In the 2015 election that finally brought down Harper, the Conservatives hired Australian strategist Lynton Crosby. Crosby is known for his use of the “dead cat” strategy, a term coined by his former client, Britain’s current prime minister, Boris Johnson. It involves shifting the conversation away from an issue that you consider damaging to a new, outrageous, and polarizing one that helps rally your base. Harper’s 2015 campaign was mired in scandal — and that’s where the use of polarizing smokescreens began.
First, Harper suggested that his government, once reelected, would consider passing a law banning the niqab from the federal public service. His opponents saw this as a crude attempt to foment anti-Muslim sentiment by politicizing an issue that involves a tiny segment of Canada’s population. Harper then moved to exploit the Syrian refugee crisis. Just days after the heartbreaking images of drowned Syrian toddler Alan Kurdi had circulated, Harper’s campaign shifted its focus to national security issues, stoking up anxieties about ISIS.

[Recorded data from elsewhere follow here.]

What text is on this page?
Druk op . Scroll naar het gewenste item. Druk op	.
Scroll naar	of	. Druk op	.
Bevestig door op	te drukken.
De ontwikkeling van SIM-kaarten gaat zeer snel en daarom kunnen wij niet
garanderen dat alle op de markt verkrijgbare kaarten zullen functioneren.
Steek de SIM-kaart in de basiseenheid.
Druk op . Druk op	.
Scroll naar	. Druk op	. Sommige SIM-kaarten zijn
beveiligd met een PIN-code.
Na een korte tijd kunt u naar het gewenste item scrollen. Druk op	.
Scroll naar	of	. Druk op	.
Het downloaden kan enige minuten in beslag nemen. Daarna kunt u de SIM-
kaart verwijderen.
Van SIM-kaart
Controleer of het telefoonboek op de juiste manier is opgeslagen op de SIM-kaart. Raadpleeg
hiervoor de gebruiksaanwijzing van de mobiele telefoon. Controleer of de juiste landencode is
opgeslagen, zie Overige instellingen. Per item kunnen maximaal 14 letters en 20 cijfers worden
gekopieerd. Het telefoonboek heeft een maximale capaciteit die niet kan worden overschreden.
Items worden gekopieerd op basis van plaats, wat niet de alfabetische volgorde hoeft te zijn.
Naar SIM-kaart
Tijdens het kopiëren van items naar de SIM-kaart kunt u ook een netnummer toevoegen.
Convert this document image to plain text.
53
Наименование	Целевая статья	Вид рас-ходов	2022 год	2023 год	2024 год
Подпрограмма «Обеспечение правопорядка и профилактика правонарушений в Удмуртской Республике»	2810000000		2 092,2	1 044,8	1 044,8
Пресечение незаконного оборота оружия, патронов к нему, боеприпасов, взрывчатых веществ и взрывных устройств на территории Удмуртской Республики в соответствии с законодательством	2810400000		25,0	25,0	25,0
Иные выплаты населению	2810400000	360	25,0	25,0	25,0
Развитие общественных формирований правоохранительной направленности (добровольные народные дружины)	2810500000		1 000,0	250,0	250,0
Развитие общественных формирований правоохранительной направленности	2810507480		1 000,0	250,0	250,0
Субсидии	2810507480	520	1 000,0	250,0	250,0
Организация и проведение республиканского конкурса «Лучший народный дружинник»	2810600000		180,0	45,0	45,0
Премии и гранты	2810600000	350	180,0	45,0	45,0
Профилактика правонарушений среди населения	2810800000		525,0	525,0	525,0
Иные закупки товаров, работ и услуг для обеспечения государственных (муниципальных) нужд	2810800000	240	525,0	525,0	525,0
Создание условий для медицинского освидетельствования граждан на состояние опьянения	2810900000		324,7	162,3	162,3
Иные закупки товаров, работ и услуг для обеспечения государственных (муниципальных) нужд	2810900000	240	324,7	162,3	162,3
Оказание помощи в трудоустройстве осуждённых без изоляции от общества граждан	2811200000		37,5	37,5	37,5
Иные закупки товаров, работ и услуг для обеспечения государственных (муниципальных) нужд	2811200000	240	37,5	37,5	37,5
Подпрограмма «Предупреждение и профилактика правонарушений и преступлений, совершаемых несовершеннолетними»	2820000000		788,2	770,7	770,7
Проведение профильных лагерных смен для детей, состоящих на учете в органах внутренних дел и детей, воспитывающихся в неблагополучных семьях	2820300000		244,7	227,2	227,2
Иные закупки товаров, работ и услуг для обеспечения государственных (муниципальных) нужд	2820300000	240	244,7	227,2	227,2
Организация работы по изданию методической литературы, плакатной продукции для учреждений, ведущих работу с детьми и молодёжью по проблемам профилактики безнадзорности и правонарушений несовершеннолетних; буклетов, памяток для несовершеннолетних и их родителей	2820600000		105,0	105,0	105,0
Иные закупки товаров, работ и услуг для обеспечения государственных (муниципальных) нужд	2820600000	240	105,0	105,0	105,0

Finally, Harper pledged to establish a nationwide law enforcement tip line to combat “barbaric cultural practices.” This was purportedly an attempt to address the questions of polygamy and child marriage, but Harper and his allies were really trying to stir a moral panic against refugees, immigrants, and Muslims. Jason Kenney has clearly learned a few tricks from his old boss.
The NDP’s Record
In Alberta, however, it’s not just right-wing politicians who’ve been involved in this kind of cynical posturing. The Alberta NDP should think twice before getting on its high horse about Jason Kenney’s antics, since it has its own track record of similar behavior. While serving as Alberta premier from 2015 to 2019, NDP leader Rachel Notley also liked to stoke up populist panics against external enemies.
In 2018, Notley responded to British Columbia’s restrictions on bitumen shipments to the Pacific coast by initiating a province-wide boycott of BC wine. It was an especially bizarre incident, because BC and Alberta both had NDP governments at the time. The intraparty fight escalated to the point that Notley threatened to “turn off the taps” to British Columbia’s oil and gas supplies.
The logic behind Notley’s playacting was clear. In Alberta, it pays to style yourself as a no-nonsense, tough-talking leader who is prepared to defend the province’s interests, undeterred by those left-wing environmental radicals on the west coast (even if they belong to the same party as you). This posturing promoted the idea that Alberta’s “interests” are synonymous with the production and export of fossil fuels, contributing to the alarming rise of extractive populism in Canada while giving it a superficially “progressive” NDP sheen.
The UCP’s “dead cat” shenanigans are fully consistent with its approach to politics. Kenney and his allies can bamboozle the public and lower the standard of debate, because the last thing they want or need is an empowered citizenry. But that kind of behavior is corrosive for would-be progressive forces, cutting the ground from underneath their own feet. The only proper way to respond when figures like Kenney stoke up a panic about Bigfoot or the other monsters of the week is with a bold and honest left-wing agenda that clears away this fog of nonsense.